Reputation: 4191
I'm looking at the example on the page, which shows how to call the parallel_reduce
in imperative form. Copy of this example is below:
struct Sum {
float value;
Sum() : value(0) {}
Sum( Sum& s, split ) {value = 0;}
void operator()( const blocked_range<float*>& r ) {
float temp = value;
for( float* a=r.begin(); a!=r.end(); ++a ) {
temp += *a;
}
value = temp;
}
void join( Sum& rhs ) {value += rhs.value;}
};
float ParallelSum( float array[], size_t n ) {
Sum total;
parallel_reduce( blocked_range<float*>( array, array+n ),
total );
return total.value;
}
My question is - why do we need float temp
variable in the operator()
body?
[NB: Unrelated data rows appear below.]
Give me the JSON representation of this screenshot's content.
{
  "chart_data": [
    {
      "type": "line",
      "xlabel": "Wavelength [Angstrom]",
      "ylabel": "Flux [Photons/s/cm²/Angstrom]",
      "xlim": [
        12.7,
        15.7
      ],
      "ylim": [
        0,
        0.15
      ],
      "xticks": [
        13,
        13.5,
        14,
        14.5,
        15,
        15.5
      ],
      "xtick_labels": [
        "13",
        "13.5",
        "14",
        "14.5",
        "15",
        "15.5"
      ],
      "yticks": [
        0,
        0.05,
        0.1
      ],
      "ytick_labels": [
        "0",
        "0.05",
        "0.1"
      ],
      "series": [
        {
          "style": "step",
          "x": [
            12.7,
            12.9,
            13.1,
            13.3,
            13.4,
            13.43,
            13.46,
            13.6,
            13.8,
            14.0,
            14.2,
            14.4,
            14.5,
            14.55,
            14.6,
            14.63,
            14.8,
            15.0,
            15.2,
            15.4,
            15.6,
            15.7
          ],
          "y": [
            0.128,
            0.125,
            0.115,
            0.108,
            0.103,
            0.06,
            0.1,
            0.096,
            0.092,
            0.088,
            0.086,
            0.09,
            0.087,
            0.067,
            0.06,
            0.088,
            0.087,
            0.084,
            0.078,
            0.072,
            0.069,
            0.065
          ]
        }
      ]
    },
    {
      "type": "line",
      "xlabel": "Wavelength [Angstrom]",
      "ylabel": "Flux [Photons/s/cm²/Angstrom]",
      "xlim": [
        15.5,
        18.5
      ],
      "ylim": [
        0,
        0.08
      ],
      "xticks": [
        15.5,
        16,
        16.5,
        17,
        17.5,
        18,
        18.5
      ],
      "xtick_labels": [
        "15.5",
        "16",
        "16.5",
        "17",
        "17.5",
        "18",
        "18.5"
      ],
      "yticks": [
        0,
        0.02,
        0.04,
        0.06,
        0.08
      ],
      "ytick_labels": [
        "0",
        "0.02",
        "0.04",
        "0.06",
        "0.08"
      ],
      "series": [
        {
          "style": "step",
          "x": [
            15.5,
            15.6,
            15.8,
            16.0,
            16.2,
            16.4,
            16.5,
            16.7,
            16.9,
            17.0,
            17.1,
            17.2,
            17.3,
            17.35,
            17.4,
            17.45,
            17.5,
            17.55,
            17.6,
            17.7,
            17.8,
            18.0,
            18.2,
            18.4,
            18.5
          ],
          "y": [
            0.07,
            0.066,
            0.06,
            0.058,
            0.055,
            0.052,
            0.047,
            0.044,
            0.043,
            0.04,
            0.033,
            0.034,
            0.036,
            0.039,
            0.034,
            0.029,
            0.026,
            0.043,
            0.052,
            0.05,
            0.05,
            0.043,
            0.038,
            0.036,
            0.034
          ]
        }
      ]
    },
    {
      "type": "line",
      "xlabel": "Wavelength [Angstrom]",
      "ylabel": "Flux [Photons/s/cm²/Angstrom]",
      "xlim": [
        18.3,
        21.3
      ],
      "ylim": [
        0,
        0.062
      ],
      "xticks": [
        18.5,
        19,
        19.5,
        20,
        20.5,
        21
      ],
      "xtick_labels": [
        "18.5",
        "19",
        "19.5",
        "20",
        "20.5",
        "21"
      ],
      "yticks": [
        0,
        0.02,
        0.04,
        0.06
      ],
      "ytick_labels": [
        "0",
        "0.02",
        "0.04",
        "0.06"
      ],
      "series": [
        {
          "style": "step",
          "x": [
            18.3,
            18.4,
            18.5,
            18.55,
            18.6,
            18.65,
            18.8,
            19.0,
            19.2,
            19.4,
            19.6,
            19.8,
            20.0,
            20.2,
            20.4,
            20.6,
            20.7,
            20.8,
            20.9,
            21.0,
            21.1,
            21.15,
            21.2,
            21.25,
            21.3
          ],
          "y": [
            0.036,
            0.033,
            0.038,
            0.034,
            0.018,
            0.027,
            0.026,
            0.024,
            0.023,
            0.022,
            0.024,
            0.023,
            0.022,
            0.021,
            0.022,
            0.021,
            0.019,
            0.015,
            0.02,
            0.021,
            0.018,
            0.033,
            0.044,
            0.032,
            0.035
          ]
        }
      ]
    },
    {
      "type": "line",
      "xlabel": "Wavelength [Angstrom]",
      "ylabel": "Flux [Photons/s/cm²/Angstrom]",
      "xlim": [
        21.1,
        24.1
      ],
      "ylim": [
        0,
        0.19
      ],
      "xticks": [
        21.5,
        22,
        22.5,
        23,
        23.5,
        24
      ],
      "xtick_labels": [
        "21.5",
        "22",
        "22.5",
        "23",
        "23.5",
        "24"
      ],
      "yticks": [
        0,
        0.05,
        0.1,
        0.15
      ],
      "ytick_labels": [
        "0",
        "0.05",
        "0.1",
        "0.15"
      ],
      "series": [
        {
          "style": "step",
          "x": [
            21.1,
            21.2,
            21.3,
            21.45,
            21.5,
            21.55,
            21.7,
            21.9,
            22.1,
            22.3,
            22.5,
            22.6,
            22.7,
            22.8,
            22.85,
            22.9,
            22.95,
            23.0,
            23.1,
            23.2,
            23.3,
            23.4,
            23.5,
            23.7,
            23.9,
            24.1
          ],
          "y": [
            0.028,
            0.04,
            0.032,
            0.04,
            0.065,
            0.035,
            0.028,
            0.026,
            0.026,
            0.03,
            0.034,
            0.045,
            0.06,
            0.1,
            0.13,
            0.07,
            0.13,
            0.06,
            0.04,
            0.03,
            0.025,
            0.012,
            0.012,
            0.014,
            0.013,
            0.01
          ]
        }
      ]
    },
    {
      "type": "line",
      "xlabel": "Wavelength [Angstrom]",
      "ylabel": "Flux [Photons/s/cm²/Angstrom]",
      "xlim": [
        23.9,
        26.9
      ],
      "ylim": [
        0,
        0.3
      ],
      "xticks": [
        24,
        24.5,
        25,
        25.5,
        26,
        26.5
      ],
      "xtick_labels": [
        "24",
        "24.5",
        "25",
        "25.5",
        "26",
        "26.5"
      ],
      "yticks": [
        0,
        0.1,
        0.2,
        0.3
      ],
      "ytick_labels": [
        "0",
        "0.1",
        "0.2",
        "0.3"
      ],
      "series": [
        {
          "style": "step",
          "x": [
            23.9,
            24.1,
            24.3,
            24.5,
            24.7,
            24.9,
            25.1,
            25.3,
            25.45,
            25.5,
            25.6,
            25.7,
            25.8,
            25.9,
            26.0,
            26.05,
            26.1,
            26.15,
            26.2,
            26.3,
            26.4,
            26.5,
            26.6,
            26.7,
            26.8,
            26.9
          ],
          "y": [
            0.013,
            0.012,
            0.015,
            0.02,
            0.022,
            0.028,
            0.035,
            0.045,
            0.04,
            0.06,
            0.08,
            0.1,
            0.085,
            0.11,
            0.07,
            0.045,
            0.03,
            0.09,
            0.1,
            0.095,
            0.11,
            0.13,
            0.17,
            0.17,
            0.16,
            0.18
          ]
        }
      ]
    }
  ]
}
What might happen, if summation would work directly with the value
data member:
for( float* a=r.begin(); a!=r.end(); ++a ) value += *a;
Upvotes: 1
Views: 316
Reputation: 6537
It will work when applied directly because each instance of the class is used by one thread at the same time.
But using this variable directly might prevent compiler from vectorization of the loop. I'd go one step further with this logic by caching the r.end() because if it is not inlined properly, it can break vectorization as well. Though, it is not directly related to TBB itself, just general C++ optimization tricks.
Upvotes: 3